Katy Faust of Them Before Us is one of the organizers of the Greater Than Campaign.
She told American Family Radio (AFR) that, when the Supreme Court ruled in Obergefell, the government, in essence, mandated same-sex marriage for the whole country. That is despite the fact that there were dozens of states that had defined marriage as a traditional marriage arrangement.
"What Obergefell did is it said that 'you are not allowed to elevate or prioritize or recognize that one specific family arrangement, a child's own mother or father married to one another for life, and privilege that above other adult relationships,'" informs Faust.
However, this decision on gay marriage had a domino effect into other laws.
"Justice Kennedy, in his ruling, said 'same sex couples need the full constellation of benefits that opposite sex couples got through marriage,' (but) the problem is that marriage is directly connected to parenthood laws, and two adults of the same sex can never both be the parents of a child," states Faust.
Over the last ten years, Faust said there has been a "total reordering of parenthood laws" around the desires of adults to the negation of a child's need for their own mother and father.

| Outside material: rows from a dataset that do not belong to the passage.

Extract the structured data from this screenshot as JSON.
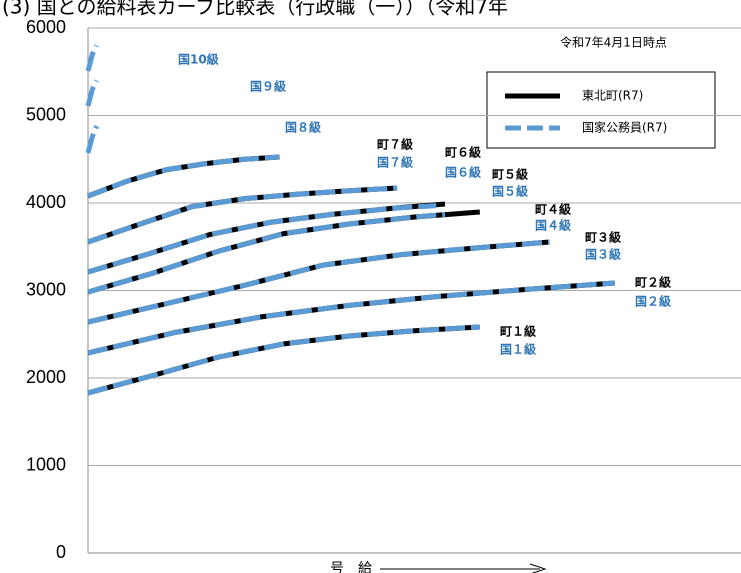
{
  "chart_data": {
    "type": "line",
    "title": "(3) 国との給料表カーブ比較表（行政職（一））（令和7年",
    "annotation": "令和7年4月1日時点",
    "xlabel": "号　給",
    "xlim": [
      0,
      150
    ],
    "ylim": [
      0,
      6000
    ],
    "yticks": [
      0,
      1000,
      2000,
      3000,
      4000,
      5000,
      6000
    ],
    "grid": true,
    "legend": "upper right",
    "series": [
      {
        "name": "東北町(R7)",
        "color": "#000000",
        "dashed": false,
        "lines": [
          {
            "label": "町１級",
            "x": [
              0,
              15,
              30,
              45,
              60,
              75,
              90
            ],
            "values": [
              1829,
              2030,
              2240,
              2390,
              2480,
              2540,
              2583
            ]
          },
          {
            "label": "町２級",
            "x": [
              0,
              20,
              40,
              60,
              80,
              100,
              121
            ],
            "values": [
              2286,
              2520,
              2700,
              2830,
              2930,
              3010,
              3086
            ]
          },
          {
            "label": "町３級",
            "x": [
              0,
              18,
              36,
              54,
              72,
              90,
              106
            ],
            "values": [
              2640,
              2850,
              3060,
              3290,
              3410,
              3490,
              3554
            ]
          },
          {
            "label": "町４級",
            "x": [
              0,
              15,
              30,
              45,
              60,
              75,
              90
            ],
            "values": [
              2983,
              3200,
              3450,
              3650,
              3760,
              3840,
              3897
            ]
          },
          {
            "label": "町５級",
            "x": [
              0,
              14,
              28,
              42,
              56,
              70,
              82
            ],
            "values": [
              3211,
              3420,
              3640,
              3780,
              3870,
              3940,
              3989
            ]
          },
          {
            "label": "町６級",
            "x": [
              0,
              12,
              24,
              36,
              48,
              60,
              71
            ],
            "values": [
              3554,
              3760,
              3960,
              4050,
              4100,
              4140,
              4171
            ]
          },
          {
            "label": "町７級",
            "x": [
              0,
              9,
              18,
              27,
              36,
              44
            ],
            "values": [
              4080,
              4250,
              4380,
              4450,
              4500,
              4526
            ]
          }
        ]
      },
      {
        "name": "国家公務員(R7)",
        "color": "#5b9bd5",
        "dashed": true,
        "lines": [
          {
            "label": "国１級",
            "x": [
              0,
              15,
              30,
              45,
              60,
              75,
              90
            ],
            "values": [
              1829,
              2030,
              2240,
              2390,
              2480,
              2540,
              2583
            ]
          },
          {
            "label": "国２級",
            "x": [
              0,
              20,
              40,
              60,
              80,
              100,
              121
            ],
            "values": [
              2286,
              2520,
              2700,
              2830,
              2930,
              3010,
              3086
            ]
          },
          {
            "label": "国３級",
            "x": [
              0,
              18,
              36,
              54,
              72,
              90,
              106
            ],
            "values": [
              2640,
              2850,
              3060,
              3290,
              3410,
              3490,
              3554
            ]
          },
          {
            "label": "国４級",
            "x": [
              0,
              15,
              30,
              45,
              60,
              75,
              82
            ],
            "values": [
              2983,
              3200,
              3450,
              3650,
              3760,
              3840,
              3870
            ]
          },
          {
            "label": "国５級",
            "x": [
              0,
              14,
              28,
              42,
              56,
              70,
              80
            ],
            "values": [
              3211,
              3420,
              3640,
              3780,
              3870,
              3940,
              3970
            ]
          },
          {
            "label": "国６級",
            "x": [
              0,
              12,
              24,
              36,
              48,
              60,
              71
            ],
            "values": [
              3554,
              3760,
              3960,
              4050,
              4100,
              4140,
              4171
            ]
          },
          {
            "label": "国７級",
            "x": [
              0,
              9,
              18,
              27,
              36,
              44
            ],
            "values": [
              4080,
              4250,
              4380,
              4450,
              4500,
              4526
            ]
          },
          {
            "label": "国８級",
            "x": [
              0,
              1,
              2
            ],
            "values": [
              4571,
              4760,
              4880
            ]
          },
          {
            "label": "国９級",
            "x": [
              0,
              1,
              2
            ],
            "values": [
              5109,
              5300,
              5400
            ]
          },
          {
            "label": "国10級",
            "x": [
              0,
              1,
              2
            ],
            "values": [
              5509,
              5700,
              5800
            ]
          }
        ]
      }
    ]
  }
}
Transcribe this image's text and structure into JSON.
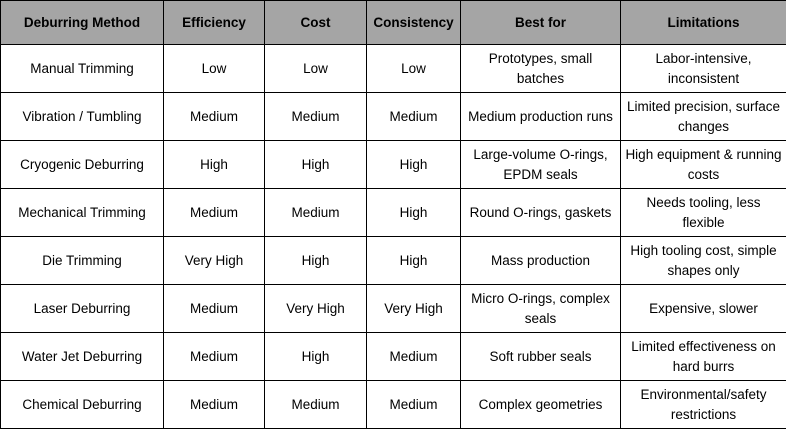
{
  "table": {
    "headers": [
      "Deburring Method",
      "Efficiency",
      "Cost",
      "Consistency",
      "Best for",
      "Limitations"
    ],
    "rows": [
      [
        "Manual Trimming",
        "Low",
        "Low",
        "Low",
        "Prototypes, small batches",
        "Labor-intensive, inconsistent"
      ],
      [
        "Vibration / Tumbling",
        "Medium",
        "Medium",
        "Medium",
        "Medium production runs",
        "Limited precision, surface changes"
      ],
      [
        "Cryogenic Deburring",
        "High",
        "High",
        "High",
        "Large-volume O-rings, EPDM seals",
        "High equipment & running costs"
      ],
      [
        "Mechanical Trimming",
        "Medium",
        "Medium",
        "High",
        "Round O-rings, gaskets",
        "Needs tooling, less flexible"
      ],
      [
        "Die Trimming",
        "Very High",
        "High",
        "High",
        "Mass production",
        "High tooling cost, simple shapes only"
      ],
      [
        "Laser Deburring",
        "Medium",
        "Very High",
        "Very High",
        "Micro O-rings, complex seals",
        "Expensive, slower"
      ],
      [
        "Water Jet Deburring",
        "Medium",
        "High",
        "Medium",
        "Soft rubber seals",
        "Limited effectiveness on hard burrs"
      ],
      [
        "Chemical Deburring",
        "Medium",
        "Medium",
        "Medium",
        "Complex geometries",
        "Environmental/safety restrictions"
      ]
    ],
    "colors": {
      "header_background": "#a5a5a5",
      "border": "#000000",
      "text": "#000000"
    }
  }
}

"What we have now is an understanding of the family that is not 'children are born into a pre-political relationship with their own mother and father.' It is now in essence 'children are functional accessories to be awarded to whatever adult has the money and means to acquire them’," says Faust. "There is a direct connection between gay marriage and the commodification of children."
Cue the Greater Than Campaign.
Faust and others want to do things differently, beginning with a credible judicial strategy that forces the Supreme Court to reconsider the Obergefell ruling.

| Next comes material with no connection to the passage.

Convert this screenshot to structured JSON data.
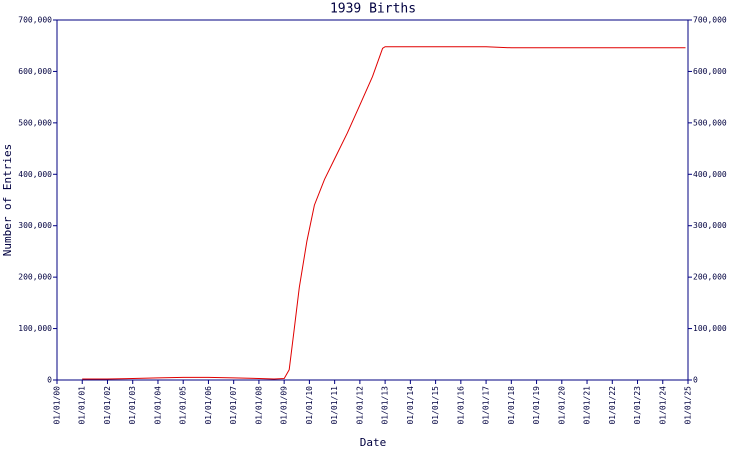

"I think all of us would say, 'Yes, of course, gay people have dignity, and they are equal full citizens, just like the rest of us,' but the question we're going to be asking before the Court is 'Do children benefit from, need, deserve, and have a right to their own mother and father,'" explains Faust.
She emphasizes that they will be putting this question before the Court, forcing culture to make a choice.
“We're going to tell the culture they need to choose: you can either believe children need, deserve, and have a right to their own mother and father or you can support gay marriage," says Faust.
She thinks that "most of our countrymen are going to fall on the side of the kids."